We arrived in Phnom Penh expecting a very nice, very cool city. "Everyone ends up staying longer than they expect to," the guidebook says.
Well... we weren't really that impressed.
It's completely underdeveloped, there is trash everywhere. Plus, the highlight of sightseeing is to go see the real "Killing Fields" about 15 km out of town. The tour companies boast that you can still find bits and pieces of bone and skull coming up from the ground. After that, you can go to a shooting range where you get your choice of AK47 or M16.... OH, and you get your choice of what kind of animal you'd like to shoot at, chicken or cow.
What the f#ck?!?!?!
No thank you.

I was a good little tourist and did go see the Toul Sleng (Genocide) musuem, which was the high school that the Khmer Rouge (lead by Pol Pot) turned into a prison/interrogation center during the KR's brutal rein from 1975 to 1979.
It was extremely difficult to see. About 14,000 Cambodians went through that prison. Only seven survived. The torture chambers and tiny little cells brought me to tears.
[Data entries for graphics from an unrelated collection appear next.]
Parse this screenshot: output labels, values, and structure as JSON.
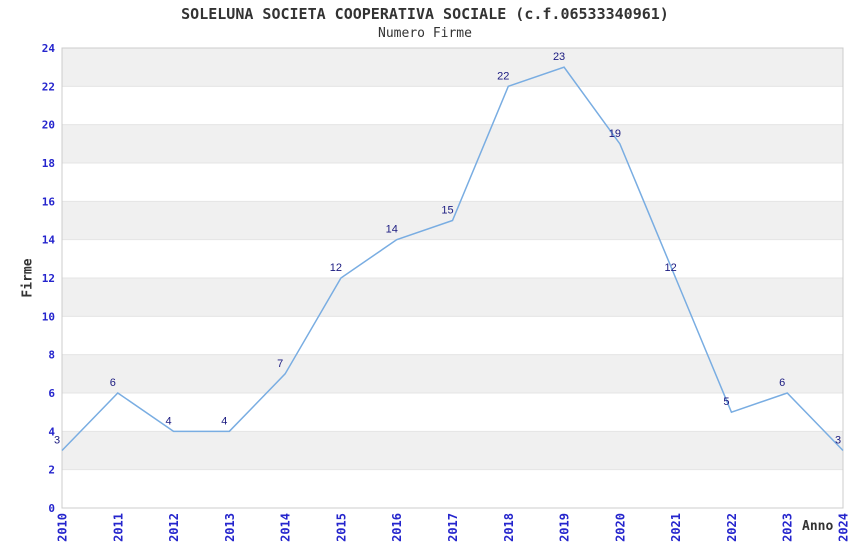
{
  "chart_data": {
    "type": "line",
    "title": "SOLELUNA SOCIETA COOPERATIVA SOCIALE (c.f.06533340961)",
    "subtitle": "Numero Firme",
    "xlabel": "Anno",
    "ylabel": "Firme",
    "categories": [
      "2010",
      "2011",
      "2012",
      "2013",
      "2014",
      "2015",
      "2016",
      "2017",
      "2018",
      "2019",
      "2020",
      "2021",
      "2022",
      "2023",
      "2024"
    ],
    "values": [
      3,
      6,
      4,
      4,
      7,
      12,
      14,
      15,
      22,
      23,
      19,
      12,
      5,
      6,
      3
    ],
    "ylim": [
      0,
      24
    ],
    "ytick_step": 2,
    "grid": "horizontal-bands-alternating",
    "legend": "none",
    "point_labels_visible": true,
    "colors": {
      "line": "#79ADE2",
      "tick_label": "#2525CD",
      "value_label": "#1A1A80",
      "title": "#333333",
      "band": "#F0F0F0",
      "gridline": "#E4E4E4",
      "plot_border": "#CCCCCC",
      "background": "#FFFFFF"
    }
  }
}
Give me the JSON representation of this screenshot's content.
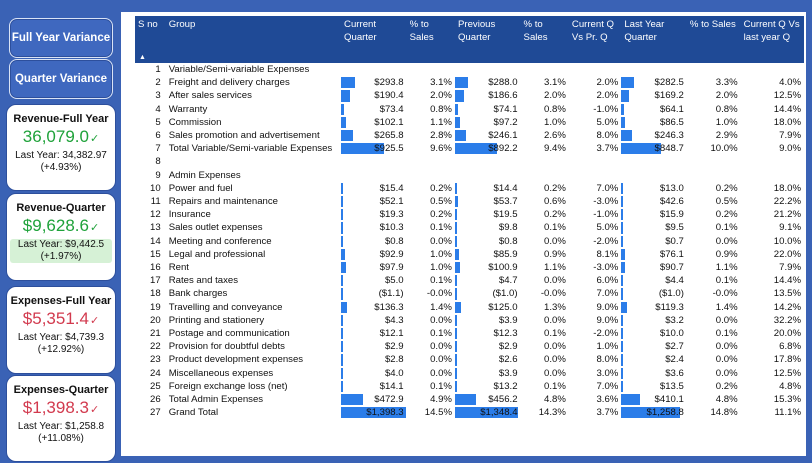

I just couldn't fathom it!!! Pol Pot's entire reason for genocide was to take Cambodia back to Year Zero; to start over again growing rice in the fields like back in the ancient Angkor days. He killed and killed and killed. Anyone suspected of being educated was killed. All doctors, lawyers, philosophers, religious men. You were killed if you spoke another language. If the man of the house was killed, the entire family was killed. As horrific as it sounds and as absurd as it is, there was a reason.
What I CANNOT understand is WHY all these people were tortured and interrogated... over and over and over again. They were tortured once before their photograph was taken. Then they were tortured at least three more days at four hours each session. I just don't see a reason for it.... obviously they were going to die anyway. It just doesn't make sense... only complete and utter horror.
Okay, I have to stop talking about it.

Well, after seeing one museum and after being in countless conversations about Pol Pot, the Khmer Rouge, death, landmines, and poverty with fellow travellers, I have to get out of this country! I hate to say it, because Cambodians are some of the most wonderful people I have ever met in my life, but I can't handle it here anymore.